A la joven psicóloga le resultó inconcebible tamaña ignorancia y lo objetó con mirada despectiva. Pero pronto, al observarlo de arriba abajo, supo que sería estéril toda intención de análisis, que no lograría de su parte nada de intelecto. El hermetismo que engarzaba su escuálida imagen y su introversión la enmudecieron y sintió que su espectro interior, ávido de impulsos, no podría ser alimentado a pesar de que esas flores rojas le producían una ligera intriga y una extraña vibración que no podía ocultar. Nada de valor creía encontrar en ese hombre, a excepción de su arte, pues su vasta inteligencia y su marcada vanidad solo aceptaban diálogos fluidos. Ella se vanagloriaba con sus estudios y sus investigaciones sobre la mente, que la hacían sentir como un ser distinto.

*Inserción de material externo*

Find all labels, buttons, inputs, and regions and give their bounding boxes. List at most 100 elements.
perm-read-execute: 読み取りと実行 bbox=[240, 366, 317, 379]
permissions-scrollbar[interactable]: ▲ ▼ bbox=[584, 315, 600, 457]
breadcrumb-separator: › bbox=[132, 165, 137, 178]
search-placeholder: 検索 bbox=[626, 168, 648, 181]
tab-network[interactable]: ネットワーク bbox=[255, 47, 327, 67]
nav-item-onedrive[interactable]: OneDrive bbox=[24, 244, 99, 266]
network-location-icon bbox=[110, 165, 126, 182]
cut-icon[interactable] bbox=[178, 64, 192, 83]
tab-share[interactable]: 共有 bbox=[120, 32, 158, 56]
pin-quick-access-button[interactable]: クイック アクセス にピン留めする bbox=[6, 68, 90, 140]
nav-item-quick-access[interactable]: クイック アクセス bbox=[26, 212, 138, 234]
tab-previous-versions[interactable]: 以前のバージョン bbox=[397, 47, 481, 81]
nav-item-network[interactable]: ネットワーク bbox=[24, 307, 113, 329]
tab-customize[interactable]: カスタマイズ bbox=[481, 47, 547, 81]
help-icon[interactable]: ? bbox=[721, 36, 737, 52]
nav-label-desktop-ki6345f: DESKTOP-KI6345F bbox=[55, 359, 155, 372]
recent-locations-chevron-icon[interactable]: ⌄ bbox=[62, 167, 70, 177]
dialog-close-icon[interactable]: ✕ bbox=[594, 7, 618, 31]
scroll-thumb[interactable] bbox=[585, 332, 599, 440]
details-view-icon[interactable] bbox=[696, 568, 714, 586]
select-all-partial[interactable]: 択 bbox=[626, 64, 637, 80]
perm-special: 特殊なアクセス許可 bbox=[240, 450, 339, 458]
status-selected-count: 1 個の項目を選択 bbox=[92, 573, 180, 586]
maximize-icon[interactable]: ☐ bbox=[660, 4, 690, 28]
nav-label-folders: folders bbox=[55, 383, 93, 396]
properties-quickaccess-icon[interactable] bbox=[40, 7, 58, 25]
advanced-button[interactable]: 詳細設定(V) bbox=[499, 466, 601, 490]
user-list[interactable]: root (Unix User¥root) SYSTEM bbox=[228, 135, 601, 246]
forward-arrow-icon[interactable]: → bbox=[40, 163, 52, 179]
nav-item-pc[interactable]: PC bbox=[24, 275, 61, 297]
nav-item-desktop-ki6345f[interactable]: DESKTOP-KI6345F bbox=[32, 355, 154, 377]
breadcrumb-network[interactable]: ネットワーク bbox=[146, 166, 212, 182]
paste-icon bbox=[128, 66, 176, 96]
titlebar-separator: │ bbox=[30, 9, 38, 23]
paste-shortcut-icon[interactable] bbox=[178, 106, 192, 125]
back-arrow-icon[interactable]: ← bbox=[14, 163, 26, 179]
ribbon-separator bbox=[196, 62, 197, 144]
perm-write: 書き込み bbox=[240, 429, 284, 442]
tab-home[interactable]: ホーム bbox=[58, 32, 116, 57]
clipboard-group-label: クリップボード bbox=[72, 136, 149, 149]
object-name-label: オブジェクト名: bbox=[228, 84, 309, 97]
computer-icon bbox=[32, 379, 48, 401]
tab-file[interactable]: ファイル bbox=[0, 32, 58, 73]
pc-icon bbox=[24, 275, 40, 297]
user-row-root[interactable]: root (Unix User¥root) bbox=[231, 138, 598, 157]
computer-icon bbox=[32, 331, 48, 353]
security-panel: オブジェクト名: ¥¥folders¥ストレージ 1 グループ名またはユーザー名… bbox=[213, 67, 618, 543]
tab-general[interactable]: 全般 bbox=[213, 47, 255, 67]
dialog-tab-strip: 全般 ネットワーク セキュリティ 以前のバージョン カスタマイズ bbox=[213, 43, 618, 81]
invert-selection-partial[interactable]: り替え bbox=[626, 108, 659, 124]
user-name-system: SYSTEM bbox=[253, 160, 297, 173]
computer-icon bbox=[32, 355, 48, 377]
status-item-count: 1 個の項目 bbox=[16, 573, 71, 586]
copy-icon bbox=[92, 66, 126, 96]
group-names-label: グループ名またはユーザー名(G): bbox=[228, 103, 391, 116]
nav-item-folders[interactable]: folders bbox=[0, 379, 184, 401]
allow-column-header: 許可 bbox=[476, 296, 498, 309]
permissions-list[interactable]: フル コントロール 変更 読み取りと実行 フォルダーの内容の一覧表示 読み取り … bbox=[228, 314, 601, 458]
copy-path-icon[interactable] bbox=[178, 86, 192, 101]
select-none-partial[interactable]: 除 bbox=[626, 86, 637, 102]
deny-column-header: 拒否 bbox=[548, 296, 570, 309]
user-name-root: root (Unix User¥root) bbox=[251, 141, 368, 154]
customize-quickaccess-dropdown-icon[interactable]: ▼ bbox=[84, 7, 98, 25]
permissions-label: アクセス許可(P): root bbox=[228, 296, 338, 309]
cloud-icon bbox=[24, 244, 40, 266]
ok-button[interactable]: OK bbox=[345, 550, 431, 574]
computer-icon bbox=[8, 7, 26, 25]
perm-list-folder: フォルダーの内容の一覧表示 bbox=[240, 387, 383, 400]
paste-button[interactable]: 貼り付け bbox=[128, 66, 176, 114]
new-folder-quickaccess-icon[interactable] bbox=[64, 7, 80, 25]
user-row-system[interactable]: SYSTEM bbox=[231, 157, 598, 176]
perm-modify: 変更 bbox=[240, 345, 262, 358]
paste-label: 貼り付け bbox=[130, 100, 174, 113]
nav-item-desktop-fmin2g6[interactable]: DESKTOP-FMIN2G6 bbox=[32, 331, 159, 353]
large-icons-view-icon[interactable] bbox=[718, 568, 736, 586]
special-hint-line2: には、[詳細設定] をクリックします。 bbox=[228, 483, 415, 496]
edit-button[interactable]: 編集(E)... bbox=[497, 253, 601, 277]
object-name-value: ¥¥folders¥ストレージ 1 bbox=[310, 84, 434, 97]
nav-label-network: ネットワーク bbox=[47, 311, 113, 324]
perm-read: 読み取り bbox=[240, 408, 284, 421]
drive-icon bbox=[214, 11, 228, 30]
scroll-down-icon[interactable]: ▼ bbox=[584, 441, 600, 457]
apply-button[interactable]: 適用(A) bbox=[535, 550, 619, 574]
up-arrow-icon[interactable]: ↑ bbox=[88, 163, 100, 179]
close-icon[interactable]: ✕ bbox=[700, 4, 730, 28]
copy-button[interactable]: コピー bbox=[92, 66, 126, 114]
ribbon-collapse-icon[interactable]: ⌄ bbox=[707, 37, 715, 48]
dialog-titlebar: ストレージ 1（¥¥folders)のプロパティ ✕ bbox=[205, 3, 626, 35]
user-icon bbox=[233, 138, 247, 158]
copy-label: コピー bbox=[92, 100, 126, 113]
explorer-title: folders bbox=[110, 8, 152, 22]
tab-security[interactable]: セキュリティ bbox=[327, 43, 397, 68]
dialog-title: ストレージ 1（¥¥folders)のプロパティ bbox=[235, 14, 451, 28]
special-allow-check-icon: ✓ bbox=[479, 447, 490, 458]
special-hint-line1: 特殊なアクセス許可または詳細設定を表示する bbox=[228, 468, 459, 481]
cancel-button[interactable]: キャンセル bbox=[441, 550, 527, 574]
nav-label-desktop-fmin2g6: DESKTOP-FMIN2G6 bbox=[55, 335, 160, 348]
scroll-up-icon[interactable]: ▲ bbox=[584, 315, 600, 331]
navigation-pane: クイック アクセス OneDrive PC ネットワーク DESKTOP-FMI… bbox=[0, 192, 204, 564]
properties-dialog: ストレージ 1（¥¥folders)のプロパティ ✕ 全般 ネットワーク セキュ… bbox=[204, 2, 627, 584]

Su experiencia le permitía obtener, de un pantallazo y con certeza, los síntomas precisos de sus pacientes, y la metodología de los sueños que aplicaba en sus terapias —y de la cual estaba orgullosa— era una obsesión para su ego. Admiraba a Freud porque nadie como él había logrado traspasar las barreras de la psique. Pero tan férrea aplicación en una ciencia en constante cambio arriesgaba embaucamientos que luego podían perturbarle razonamientos lógicos; más si los ramilletes de poluciones encofrados en la mente no siempre respondían a estructuras o encasillamientos. Sin embargo, su pragmatismo no le permitía canalizar vías disímiles, sino oscuras y extrañas interpretaciones.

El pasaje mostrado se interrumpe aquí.